Find uses of Metadata / DITypes

I’m looking for a way to efficiently traverse the Metadata structure in reverse, or otherwise find DITypes that refer to another DIType. As an example, say I have a DICompositeType describing a struct. Now I want to find other DITypes containing this type, e.g. a DIDerivedType describing its pointer type, or another struct containing this struct as one of its fields. Is this possible in LLVM today? Would it be unreasonable to save Metadata to Metadata uses, like what is done for Value to Value uses?

Any help would be greatly appreciated,
Henrik

It might help if you could explain what you are *actually* trying to do, since there are often other solutions for the higher-level problem that fit better into the design and architecture.

-- adrian

Ah yes, of course! For our thesis we’re trying to reconstruct Value names from the IR to C syntax, to help with clarity in optimisation remarks. To do this for something like a GetElementPointer we first have to find the name of the pointer operand, and then we try to name the offsets. Naming array offsets is relatively straightforward, but for structs we need the DICompositeType which contains the struct field names. So we make the recursive call to name the pointer operand also return the operand’s DIType, and from this we get the base type of the pointer. However we’re struggling with handling bitcasts properly at the moment. When the pointer operand of a GEP is a bitcast, say from a struct pointer type to a pointer to the struct’s first field we can figure that out by diffing the Value types and then traversing the DIType accordingly. When the cast is from smaller to wider type, on the other hand, we cannot just traverse the DIType structure to the wider type as the link is only in one direction. We recognise that there may be several potential wider types matching the Value type, but this is a best effort matching.

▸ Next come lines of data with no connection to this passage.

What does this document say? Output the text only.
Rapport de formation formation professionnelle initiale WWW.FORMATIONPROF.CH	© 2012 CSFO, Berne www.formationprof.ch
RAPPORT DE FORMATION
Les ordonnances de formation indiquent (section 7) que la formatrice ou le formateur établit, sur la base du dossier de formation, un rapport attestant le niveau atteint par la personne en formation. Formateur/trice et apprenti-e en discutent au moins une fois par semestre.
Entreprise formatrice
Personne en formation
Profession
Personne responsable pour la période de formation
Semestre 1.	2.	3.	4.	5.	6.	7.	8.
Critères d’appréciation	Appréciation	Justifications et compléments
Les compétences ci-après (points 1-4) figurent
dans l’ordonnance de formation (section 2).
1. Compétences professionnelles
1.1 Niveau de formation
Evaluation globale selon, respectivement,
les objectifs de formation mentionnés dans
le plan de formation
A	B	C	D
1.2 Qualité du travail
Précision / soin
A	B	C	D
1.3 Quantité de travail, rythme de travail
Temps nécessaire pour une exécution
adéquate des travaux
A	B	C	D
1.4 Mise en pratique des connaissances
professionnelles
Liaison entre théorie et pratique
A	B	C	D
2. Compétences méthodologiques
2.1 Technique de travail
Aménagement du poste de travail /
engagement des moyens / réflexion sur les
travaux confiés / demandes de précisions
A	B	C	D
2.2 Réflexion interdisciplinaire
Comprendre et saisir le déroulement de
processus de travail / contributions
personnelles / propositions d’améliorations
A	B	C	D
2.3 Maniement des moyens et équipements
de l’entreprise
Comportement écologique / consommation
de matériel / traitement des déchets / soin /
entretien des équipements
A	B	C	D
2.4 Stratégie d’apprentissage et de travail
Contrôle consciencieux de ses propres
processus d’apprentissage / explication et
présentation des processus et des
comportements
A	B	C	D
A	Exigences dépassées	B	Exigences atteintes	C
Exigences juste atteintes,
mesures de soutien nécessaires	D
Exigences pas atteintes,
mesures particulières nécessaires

We have discussed traversing all the DITypes in the module to find uses of the smaller type, and we have also thought about making changes to clang to emit debug variable intrinsics for bitcasts so we can find the correct DIType from the bitcast instruction itself. We’re not sure how feasible these are in the grander scheme of things. Would emitting debug variable intrinsics for all bitcasts have a semantics mismatch in later passes when DWARF data is generated? Is it feasible to traverse all of the DITypes without damaging performance too much? Would saving the uses in the reverse direction like for Values have too large of a memory footprint? Obviously we’ll make the changes we need to make things work for our thesis, but if possible we would like to not make changes that are invasive enough that it’s unmergeable back into mainline LLVM.

/Henrik

Thanks, that helps. At a very high level, I would be very careful about adding additional metadata. Particularly the DIType hierarchy can get quite large and has in the past been a memory and performance bottleneck. If you are planning to upstream your work, you’ll need to measure the impact on a full-LTO build of, e.g., clang itself and prove that the memory usage doesn’t explode. However, it sounds like what are trying to do is more pointed to improve optimization remarks, so it might be feasible to just scan the information on demand looking just at what is currently visible (like the IR Verifier is doing, for example), without blowing up the footprint for everything else.

Would it be unreasonable to save Metadata to Metadata uses, like what is done for Value to Value uses?

If you look at DIComposite type in C++, we don’t even store the uses in the other direction as metadata pointer, but instead refer to types by their unique name, to support type uniquing in LTO.

Admittedly, I haven’t thought about this deeply, but the way I would approach it would be to enumerate what types are visible from within each (inlined) lexical scope by walking only the llvm.dbg.* intrinsics in that scope, and build up a dictionary on the side to capture the reverse links.